Using Volumes

When a container writes files, it writes them inside of the container. Which means that when the container dies (the host machine restarts, the container is moved from one node to another in a cluster, it simply fails, etc.) all of that data is lost. It also means that if you run the same container several times in a load-balancing scenario, each container will have its own data, which may result in inconsistent user experience.

A rule of thumb for the sake of simplicity is to ensure that containers are stateless, for instance, storing their data in an external database (relational like an SQL Server or document-based like MongoDB) or distributed cache (like Redis). However, sometimes you want to store files in a place where they are persisted; this is done using volumes.

Using a volume, you map a directory inside the container to a persistent storage. Persistent storages are managed through drivers, and they depend on the actual Docker host. They may be an Azure File Storage on Azure or Amazon S3 on AWS. With Docker Desktop, you can map volumes to actual directories on the host system; this is done using the -v switch on the docker run command.

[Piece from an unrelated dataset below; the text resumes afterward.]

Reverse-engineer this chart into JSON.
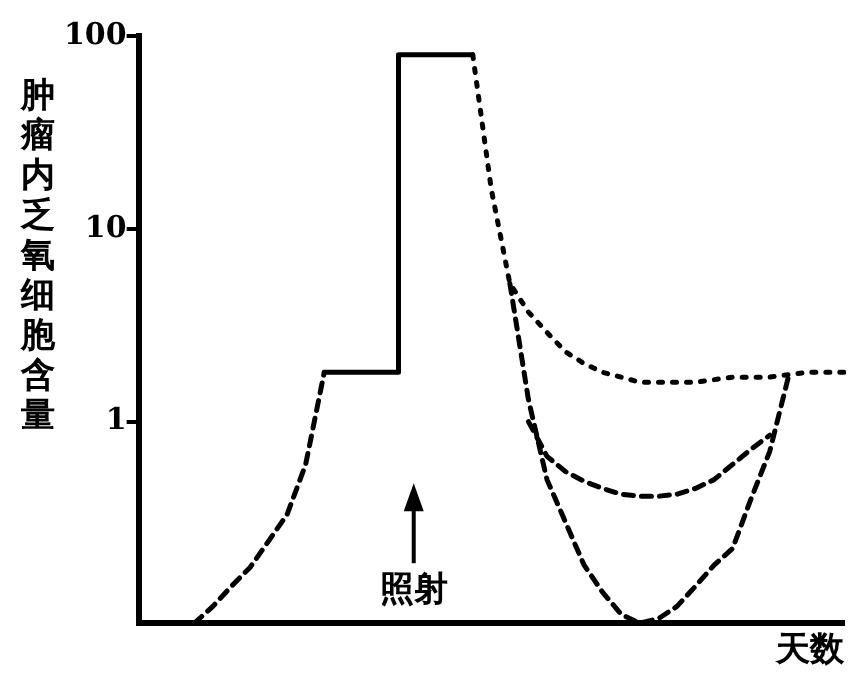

Suppose you run a MySQL database with no volume:

docker run -d mysql:5.7

Any data stored in that database will be lost when the container is stopped or restarted. In order to avoid data loss, you can use a volume mount:

docker run -v /your/dir:/var/lib/mysql -d mysql:5.7

It will ensure that any data written to the /var/lib/mysql directory inside the container is actually written to the /your/dir directory on the host system. This ensures that the data is not lost when the container is restarted.

An interesting sauce coming up!

Where Do Images Come From?

Each container is created from an image. You provide the image name to the docker run command. Docker first looks for the image locally and uses it when present. When the image is not present locally, it is downloaded from a registry.

Downloading an image from a registry to your local machine:

You can list the local images using the following command: docker image ls

When an image is published to a registry, its name must be:

<repository_name>/<name>:<tag>
  • tag is optional; when missing, it is considered to be latest by default

  • repository_name can be a registry DNS or the name of a registry in the Docker Hub

We’ll soon see more about Docker Hub and private registries. All of the images we’ve been using until now were downloaded from Docker Hub as they are not DNS names. When you have time, you should browse the Docker Hub and get familiar with the images it provides.

For instance, the Jenkins image may be found on the Docker Hub.

Although the docker run command downloads images automatically when missing, you may want to trigger the download manually. To do this, you can use the docker pull command. A pull command forces an image to download, whether it is already present or not.

Here are some scenarios where using a docker pull command is relevant:

  • You expect that the machine which runs the containers does not have access to the registries (e.g., no internet connection) at the time of running the containers.

  • You want to ensure you have the latest version of an image tagged as “latest,” which wouldn’t be downloaded by the docker run command.